2. Task board reflects assignment/status/comment changes from agent activity without refresh.
3. Org/agent list reflects status changes live.
4. If websocket disconnects, client falls back to short polling until reconnect.
## 12. Error Handling and Diagnostics
## 12.1 Error classes
- `adapter_not_installed`
- `invalid_working_directory`
- `spawn_failed`
- `timeout`
- `cancelled`
- `nonzero_exit`
- `output_parse_error`
- `resume_session_invalid`
- `budget_blocked`
## 12.2 Logging requirements
1. Persist stderr/stdout chunks in `heartbeat_run_events` (bounded).
2. Preserve large error text for failed runs (best effort up to configured cap).
3. Mark truncation explicitly when caps are exceeded.
4. Redact secrets from logs and websocket payloads.
## 12.3 Restart recovery
On server startup:
1. Find stale `queued`/`running` runs.
2. Mark as `failed` with `error_code=control_plane_restart`.
3. Set affected non-paused/non-terminated agents to `error` (or `idle` based on policy).
4. Emit recovery events to websocket and activity log.
## 13. API Surface Changes
## 13.1 New/updated endpoints
1. `POST /agents/:agentId/wakeup`
- enqueue wakeup with source/reason
2. `POST /agents/:agentId/heartbeat/invoke`
- backward-compatible alias to wakeup API
3. `GET /agents/:agentId/runtime-state`
- board-only debug view
4. `POST /agents/:agentId/runtime-state/reset-session`
- clears stored session ID
5. `GET /heartbeat-runs/:runId/events?afterSeq=:n`
- fetch persisted timeline
6. `GET /api/companies/:companyId/events/ws`
- websocket stream
## 13.2 Mutation logging
All wakeup/run state mutations must create `activity_log` entries:
- `wakeup.requested`
- `wakeup.coalesced`
- `heartbeat.started`
- `heartbeat.finished`
- `heartbeat.failed`
- `heartbeat.cancelled`
- `runtime_state.updated`
## 14. Heartbeat Service Implementation Plan
## Phase 1: Contracts and schema
1. Add new DB tables/columns (`agent_runtime_state`, `agent_wakeup_requests`, `heartbeat_run_events`).
2. Add shared types/constants/validators.
3. Keep existing routes functional during migration.
## Phase 2: Wakeup coordinator
1. Implement DB-backed wakeup queue.
2. Convert manual invoke route to enqueue.
3. Add worker loop to claim and execute queued wakeups.

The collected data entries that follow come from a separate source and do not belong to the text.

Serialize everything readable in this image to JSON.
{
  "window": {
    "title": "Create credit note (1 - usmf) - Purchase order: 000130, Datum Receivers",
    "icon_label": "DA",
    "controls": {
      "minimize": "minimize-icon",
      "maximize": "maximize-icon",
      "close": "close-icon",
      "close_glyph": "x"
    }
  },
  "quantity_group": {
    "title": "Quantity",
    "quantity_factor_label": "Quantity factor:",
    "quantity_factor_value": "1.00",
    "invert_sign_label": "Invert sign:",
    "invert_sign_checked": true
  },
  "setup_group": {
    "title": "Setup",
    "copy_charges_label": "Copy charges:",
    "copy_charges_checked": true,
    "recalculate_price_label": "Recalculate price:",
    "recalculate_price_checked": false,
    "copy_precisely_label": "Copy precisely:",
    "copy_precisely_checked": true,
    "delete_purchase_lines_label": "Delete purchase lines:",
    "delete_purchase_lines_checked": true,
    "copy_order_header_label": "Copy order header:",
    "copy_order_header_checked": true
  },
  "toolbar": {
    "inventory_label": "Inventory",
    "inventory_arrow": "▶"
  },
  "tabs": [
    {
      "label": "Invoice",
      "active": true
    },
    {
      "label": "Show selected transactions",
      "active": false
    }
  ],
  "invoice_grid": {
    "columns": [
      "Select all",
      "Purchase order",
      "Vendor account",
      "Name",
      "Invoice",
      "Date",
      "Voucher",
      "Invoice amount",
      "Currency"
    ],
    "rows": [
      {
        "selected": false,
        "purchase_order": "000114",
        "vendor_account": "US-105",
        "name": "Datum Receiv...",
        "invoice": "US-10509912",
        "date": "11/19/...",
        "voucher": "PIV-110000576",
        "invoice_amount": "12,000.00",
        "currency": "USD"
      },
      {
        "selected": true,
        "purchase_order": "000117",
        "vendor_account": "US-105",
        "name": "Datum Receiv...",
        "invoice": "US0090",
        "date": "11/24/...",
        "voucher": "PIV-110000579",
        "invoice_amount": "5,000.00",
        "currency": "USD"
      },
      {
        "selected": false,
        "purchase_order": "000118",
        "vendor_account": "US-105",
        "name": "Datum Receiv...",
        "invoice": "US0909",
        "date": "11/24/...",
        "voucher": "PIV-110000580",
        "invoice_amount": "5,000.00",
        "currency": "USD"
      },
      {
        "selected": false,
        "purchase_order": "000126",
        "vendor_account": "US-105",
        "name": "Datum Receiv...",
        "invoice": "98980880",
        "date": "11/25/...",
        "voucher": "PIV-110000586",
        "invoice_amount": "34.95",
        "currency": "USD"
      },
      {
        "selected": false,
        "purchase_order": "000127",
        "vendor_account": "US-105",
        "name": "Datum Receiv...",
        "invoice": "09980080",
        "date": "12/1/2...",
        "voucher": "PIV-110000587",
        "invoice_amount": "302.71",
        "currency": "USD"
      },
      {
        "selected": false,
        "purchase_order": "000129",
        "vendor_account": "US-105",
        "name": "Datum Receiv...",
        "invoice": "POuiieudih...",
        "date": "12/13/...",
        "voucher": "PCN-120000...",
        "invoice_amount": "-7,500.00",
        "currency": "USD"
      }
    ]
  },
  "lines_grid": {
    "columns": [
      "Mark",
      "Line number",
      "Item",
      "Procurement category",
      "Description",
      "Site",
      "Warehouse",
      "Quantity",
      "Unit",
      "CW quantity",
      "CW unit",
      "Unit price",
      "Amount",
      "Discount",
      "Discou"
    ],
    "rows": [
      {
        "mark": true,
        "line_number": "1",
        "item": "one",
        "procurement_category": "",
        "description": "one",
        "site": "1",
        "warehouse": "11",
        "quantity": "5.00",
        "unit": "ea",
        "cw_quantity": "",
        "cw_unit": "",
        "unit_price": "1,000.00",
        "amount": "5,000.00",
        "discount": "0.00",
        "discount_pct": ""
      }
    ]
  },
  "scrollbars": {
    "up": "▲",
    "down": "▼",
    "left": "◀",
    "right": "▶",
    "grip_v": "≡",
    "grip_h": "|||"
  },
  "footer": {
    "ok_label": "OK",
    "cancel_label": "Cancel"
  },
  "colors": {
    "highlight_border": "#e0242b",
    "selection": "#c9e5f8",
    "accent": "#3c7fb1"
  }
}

## Phase 3: Local adapters
1. Implement `claude-local` adapter.
2. Implement `codex-local` adapter.
3. Parse and persist session IDs and token usage.
4. Wire cancel/timeout/grace behavior.
## Phase 4: Realtime push
1. Implement company websocket hub.
2. Publish run/agent/issue events.
3. Update UI pages to subscribe and invalidate/update relevant data.
## Phase 5: Prompt pills and config UX
1. Add adapter-specific config editor with prompt templates.
2. Add pill insertion and variable validation.
3. Add sensitive-variable warnings and redaction.
## Phase 6: Hardening
1. Add failure/restart recovery sweeps.
2. Add run/log retention caps and pruning.
3. Add integration/e2e coverage for wakeup triggers and live updates.
## 15. Acceptance Criteria
1. Agent with `claude-local` or `codex-local` can run, exit, and persist run result.
2. Session ID is persisted and used for next run resume automatically.
3. Token usage is persisted per run and accumulated per agent runtime state.
4. Timer, assignment, and ping wakeups all enqueue through one coordinator.
5. Pause/terminate interrupts running local process and prevents new wakeups.
6. Browser receives live websocket updates for run status/logs and task/agent changes.
7. Failed runs expose rich CLI diagnostics in UI (with truncation marker when capped).
8. All actions remain company-scoped and auditable.
## 16. Open Questions
1. Should timer default be `null` (off until enabled) or `300` seconds by default?
2. For invalid resume session errors, should default behavior be fail-fast or auto-reset-and-retry-once?
3. What retention policy should we use for `heartbeat_run_events` in V1 (days and per-run size cap)?
4. Should agent API credentials be allowed in prompt templates by default, or require explicit opt-in toggle?
5. Should websocket be the only realtime channel, or should we also expose SSE for simpler clients?